48 kolorów, aksamit i solidne opakowanie z lusterkiem.
Witajcie w świecie Covershot Palette od Smashboxa. Świecie, który uwodzi kolorami, zachwyca fakturą cieni, otwiera tysiące możliwości w makjażowej przygodzie. Przed Wami sześć magicznych paletek, które znajdziecie w regularnej sprzedaży na Sephora.pl. Paletek, podbijających serduszka profesjonalistów, a także nas – śmiertelniczek najzwyklejszych, pragnących trwałości, jakości, unikalnych barw.

Tęcza czy brąz?
W każdej z sześciu paletek Covershot znajduje się osiem kolorów, w tym dwie bazy będące dobrą podstawą do makijażu. Nie są to wyłącznie klasyczne beże, bo choćby w kolorowej jak tęcza palecie Bold, znajdziemy przepiękny duochrom i cień hologram. W tym wypadku to bazy do nietuzinkowych makijaży wieczorowych, albo cienie… robiące cały makijaż. Wystarczy lekko rozmazać je na powiecie, podkreślić załamanie powieki i makijaż oka gotowy.
Cienie są niezwykle delikatne w dotyku i zachwycają pigmentacją. Jednak matowe zachowują się zupełnie inaczej niż perłowe czy metaliczne; te drugie mają nieco większą tendencję do osypywania się. Nie oznacza to, że cienie mają gorszą jakość – absolutnie! Na powiece pozostawiają piękną chmurę koloru. Bogatego, błyszczącego, przykuwającego wzrok.
- Covershot Bold Eye Palette: Może trudno Wam, będzie uwierzyć, ale to… mój ulubieniec! Wszystko zaczęło się jeszcze podczas lansowania produktów na smashowej imprezie, kiedy podczas rozmowy z makijażystką marki obgadałam jak stworzyła niebiańskie smoky na oku. Wszystkie winien jest cudowny granat Stormy, i piękne ciepłe barwy. Zamierzam również niebawem poeksperymentować z żółcią! Wbrew pozorom nie jest to tylko paletka dla „wyjadaczek” bo w towarzystwie nudziaków możemy nosić te mocne kolory i w dzień, np. podkreślając dolną powiekę. U mnie czaruje fiolet No shame – podbija kolor tęczówki na maksa!
- Covershot Softlight Eye Palette: Na przeciwległym biegunie znajduje się lekka, bardzo dzienna paletka w odcieniach brązu, ale zupełnie nie nudnych. To kolory o lekko błyszczącym wykończeniu, z bardzo ciekawym miedziano-stalowym trio. W tym wypadku równie interesująca jest „góra” i powiększone cienie – mamy delikatne złotko i biel, która okazuje się być hologramem. Rewelacyjni zmienia oblicze każdego nań nałożonego cienia. A ja nie boję się nawet nosić jej jako rozświetlacza.

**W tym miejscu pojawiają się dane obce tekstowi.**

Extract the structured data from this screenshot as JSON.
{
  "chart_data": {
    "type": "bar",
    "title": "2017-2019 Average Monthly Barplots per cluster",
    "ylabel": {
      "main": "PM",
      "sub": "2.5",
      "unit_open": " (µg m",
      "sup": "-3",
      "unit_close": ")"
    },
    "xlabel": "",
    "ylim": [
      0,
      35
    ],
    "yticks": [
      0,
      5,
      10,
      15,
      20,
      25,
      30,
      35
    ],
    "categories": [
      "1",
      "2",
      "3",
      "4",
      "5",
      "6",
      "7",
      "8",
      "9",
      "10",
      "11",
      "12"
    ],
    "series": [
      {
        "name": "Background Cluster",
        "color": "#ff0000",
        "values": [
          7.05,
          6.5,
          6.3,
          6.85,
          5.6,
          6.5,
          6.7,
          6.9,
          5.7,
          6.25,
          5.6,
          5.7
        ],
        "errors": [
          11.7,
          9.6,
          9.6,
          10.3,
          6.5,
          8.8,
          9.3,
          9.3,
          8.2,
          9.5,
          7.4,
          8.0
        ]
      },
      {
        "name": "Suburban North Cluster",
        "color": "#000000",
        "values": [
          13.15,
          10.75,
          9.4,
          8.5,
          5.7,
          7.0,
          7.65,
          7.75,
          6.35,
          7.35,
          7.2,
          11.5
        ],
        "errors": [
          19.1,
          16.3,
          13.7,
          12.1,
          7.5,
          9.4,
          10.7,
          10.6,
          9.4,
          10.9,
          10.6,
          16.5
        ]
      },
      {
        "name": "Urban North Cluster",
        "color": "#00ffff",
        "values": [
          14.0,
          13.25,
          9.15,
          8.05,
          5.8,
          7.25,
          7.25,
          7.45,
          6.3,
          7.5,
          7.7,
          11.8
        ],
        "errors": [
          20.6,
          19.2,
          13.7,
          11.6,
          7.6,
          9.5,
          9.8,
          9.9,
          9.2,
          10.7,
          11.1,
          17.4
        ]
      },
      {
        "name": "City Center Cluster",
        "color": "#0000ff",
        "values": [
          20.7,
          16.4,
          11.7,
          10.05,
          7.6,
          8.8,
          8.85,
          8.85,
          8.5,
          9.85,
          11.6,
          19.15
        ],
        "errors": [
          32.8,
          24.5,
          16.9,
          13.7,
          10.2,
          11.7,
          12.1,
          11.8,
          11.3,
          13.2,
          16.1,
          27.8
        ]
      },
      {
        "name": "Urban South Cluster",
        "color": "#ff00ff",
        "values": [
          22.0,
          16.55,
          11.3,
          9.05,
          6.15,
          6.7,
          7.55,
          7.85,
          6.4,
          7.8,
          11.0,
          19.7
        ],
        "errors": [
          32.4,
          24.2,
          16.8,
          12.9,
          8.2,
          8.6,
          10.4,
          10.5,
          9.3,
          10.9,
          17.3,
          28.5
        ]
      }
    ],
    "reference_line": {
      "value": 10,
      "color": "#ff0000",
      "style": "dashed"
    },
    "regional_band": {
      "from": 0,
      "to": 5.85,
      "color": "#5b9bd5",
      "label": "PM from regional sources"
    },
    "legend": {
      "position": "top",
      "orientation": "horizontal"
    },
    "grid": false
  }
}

- Covershot Golden Hour Palette: To wersja, która na moje oko powinna stać się bestsellerem, bo ma wszystko to, co w duszy gra wielu z nas. Są bazowe beże i biel, i absolutnie fantastyczne kolory metaliczne. W dotyku przypominają masełko, pięknie się z nimi pracuje i z powodzeniem robimy sobie oko na dzień (mimo iskrzenia, używam ciemnych cieni do podkreślenia kącików oka). A na wieczór? Wszystkie smoky świata! Po ową paletkę sięgam bardzo często.
- Covershot Matte Palette: Jeśli nie posiadacie w swojej kolekcji matowych cieni godnych zaufania, to nie zastanawiajcie się i wybierzcie tego maluszka. Nic więcej Wam nie trzeba, by mieć solidną matową bazę. Są barwy chłodne, kolor transferowy, porządna czerń, głębokie brązy. I właśnie one spokojnie mogą posłużyć również jako cienie do brwi.
- Covershot Smoky Palette: To cicha faworytka Lony, i nie ma się co dziwić spoglądając na na barwę szlachetnej zieleni, cudowną szarość czy fiolet, który sam prosi się o przydymiony makijaż. U mnie, oczywiście, paletka sprawdza się i w dzień – to znów jeden ruch palcem na powiecie i już makijaż mamy gotowy. Lubię również ją za nieoczywistą czerń, w której zatopione są delikatne, granatowe drobinki.
- Covershot Metallic Palette: I na deser paletka, w której znajdziemy wyłącznie metaliczne cienie we wszystkich kolorach kamieni szlachetnych. To świetne dopełnienie każdego makijażu – odrobinka w kącik oka, na środek powieki i już zachwycamy błyskiem (czy macie również fazę na wszystko to, co się świeci?). Mój patent, to roziskrzona powieka i kocia kreska. Prosty makijaż dzienny, który z łatwością wykonamy o poranku. Mój hit to przepiękna miedź (Liquid Fire)! Do schrupania.
Jak spośród tej gromadki znaleźć swojego faworyta?Macie już swój typ?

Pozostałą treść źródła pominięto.